8/10
Transcends time and culture; a great love story.
6 March 2009
Elia Kazan's wonderful and tearful story about two young lovers fighting their own urges and everyone around them is certainly a film that is hard to watch at times. The simple reason for that is the writing is so spot-on and the direction flawless it becomes more than a movie in the traditional sense but more of a inner look into the intertwining of a relationship on the ends of its life. This can only be accomplished with two wonderful actors capable of carrying the material farther than it could be on paper alone. Natalie Wood was one of the finest young actresses of her generation and this showcases her talent better than perhaps any other film she did. She conveys such incredibly strong feelings of remorse, desperation and sadness as the fragile Deanie, it takes the audience into the world of this character and we can feel nothing but sympathy for her. The same is true with Bud, played here by a very young Warren Beatty.

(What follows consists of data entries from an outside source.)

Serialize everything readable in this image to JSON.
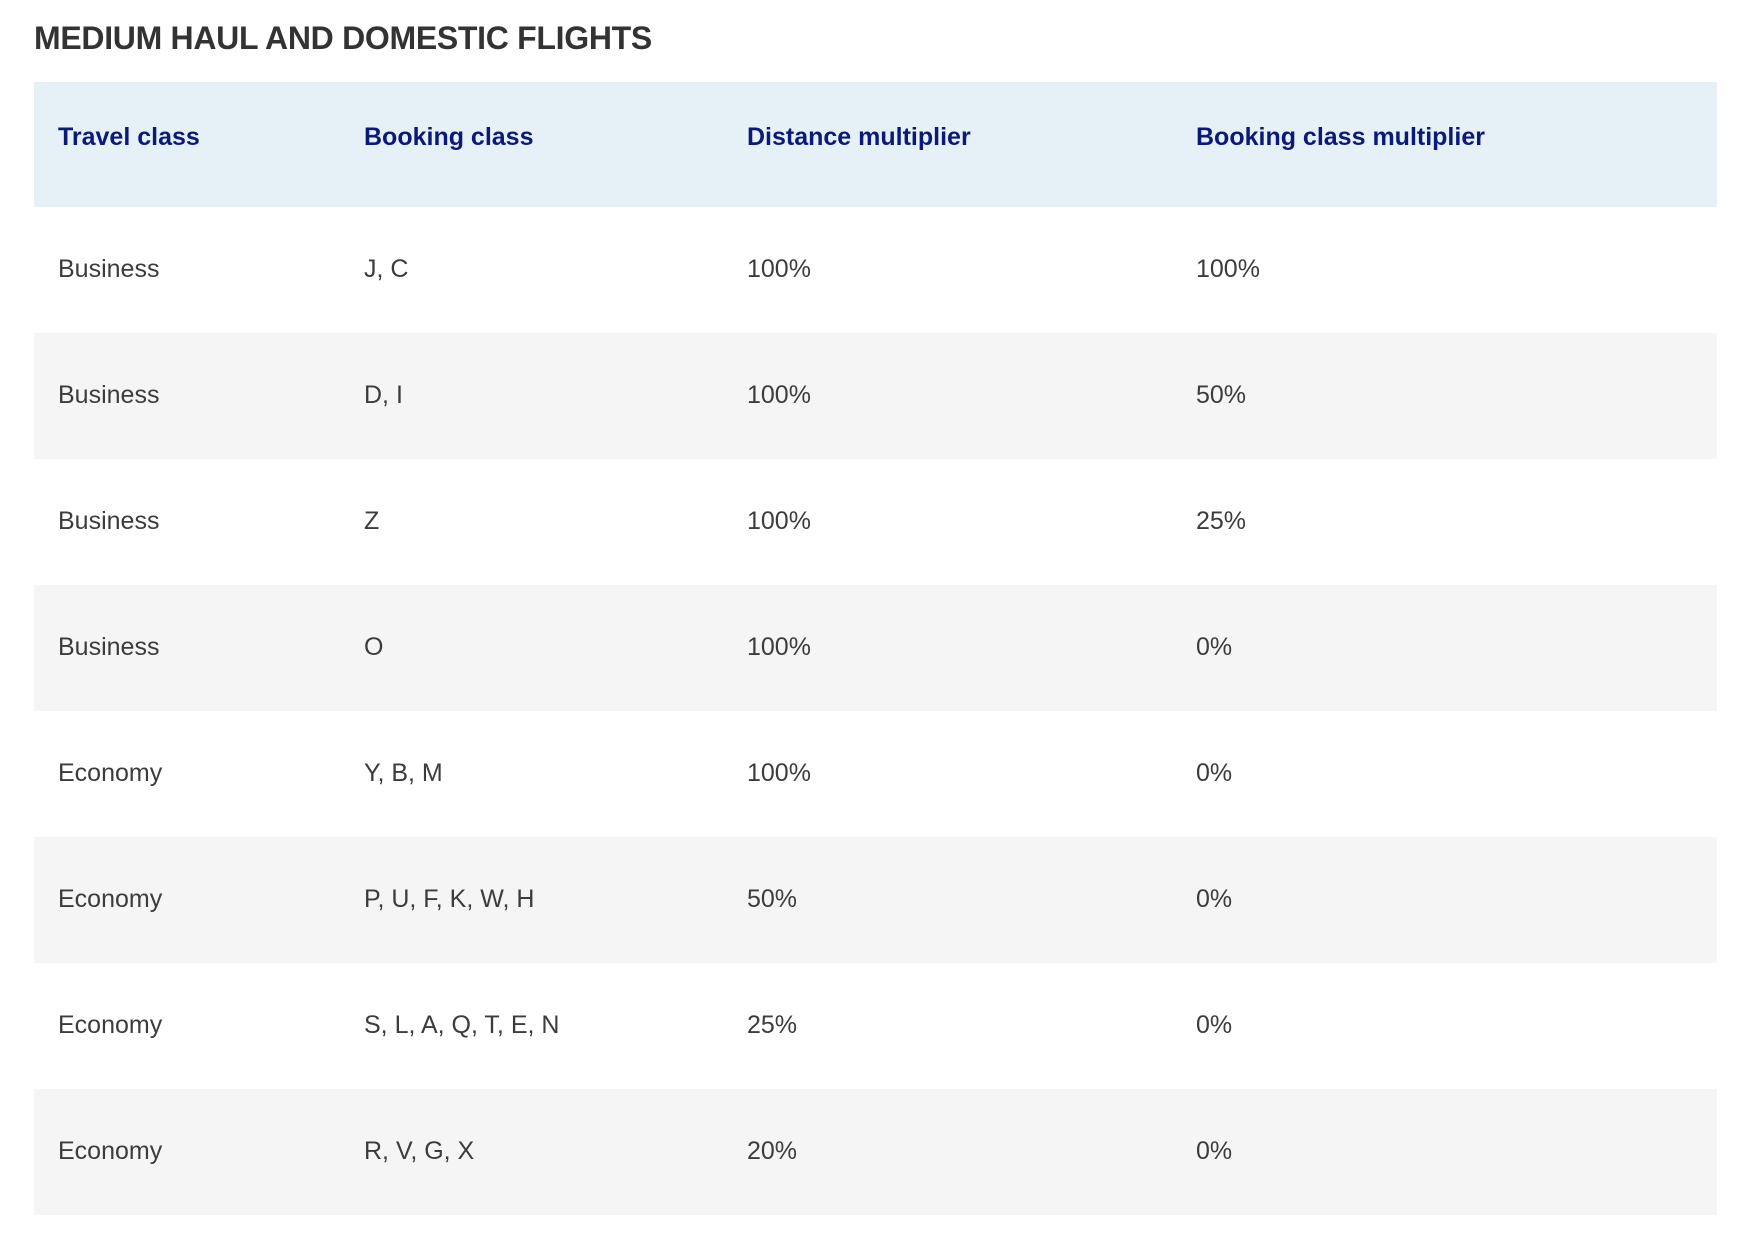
{
  "section": {
    "title": "MEDIUM HAUL AND DOMESTIC FLIGHTS"
  },
  "table": {
    "columns": [
      "Travel class",
      "Booking class",
      "Distance multiplier",
      "Booking class multiplier"
    ],
    "rows": [
      [
        "Business",
        "J, C",
        "100%",
        "100%"
      ],
      [
        "Business",
        "D, I",
        "100%",
        "50%"
      ],
      [
        "Business",
        "Z",
        "100%",
        "25%"
      ],
      [
        "Business",
        "O",
        "100%",
        "0%"
      ],
      [
        "Economy",
        "Y, B, M",
        "100%",
        "0%"
      ],
      [
        "Economy",
        "P, U, F, K, W, H",
        "50%",
        "0%"
      ],
      [
        "Economy",
        "S, L, A, Q, T, E, N",
        "25%",
        "0%"
      ],
      [
        "Economy",
        "R, V, G, X",
        "20%",
        "0%"
      ]
    ]
  },
  "colors": {
    "header_background": "#e6f0f7",
    "header_text": "#0b1a78",
    "striped_row_background": "#f5f5f5",
    "body_text": "#3c3c3c"
  }
}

Perhaps the one true problem I saw with this film is that the story doesn't go far enough. I understand they were already under fire from the censors for their portrayal of young people trying to repress sexual urges, but I'm sure Kazan could have come up with a way to show not just how Bud and Deanie felt about each other but to better examine the relationship with their respective parents. There are several scenes I thought and hoped would go even further in-depth to the problems being faced here, but instead it pulls back and we are left to wonder. If there is one thing that saves the movie it is the final sequence, showing what happens to the two lovers and what this means for them now. This is absolutely touching and beautiful and a great ending to an other wise uncomfortable story.

Still, to think of the film in retrospect is to take it seriously and understand that this is not just a story about two people in love at a time when everybody was telling them to not be. It is in fact, a symbol of the restraints that pull on any of us that have ever been involved seriously with somebody. It speaks to us not just as lovers but also as human beings desiring companionship and the great pains we will go through to make that happen.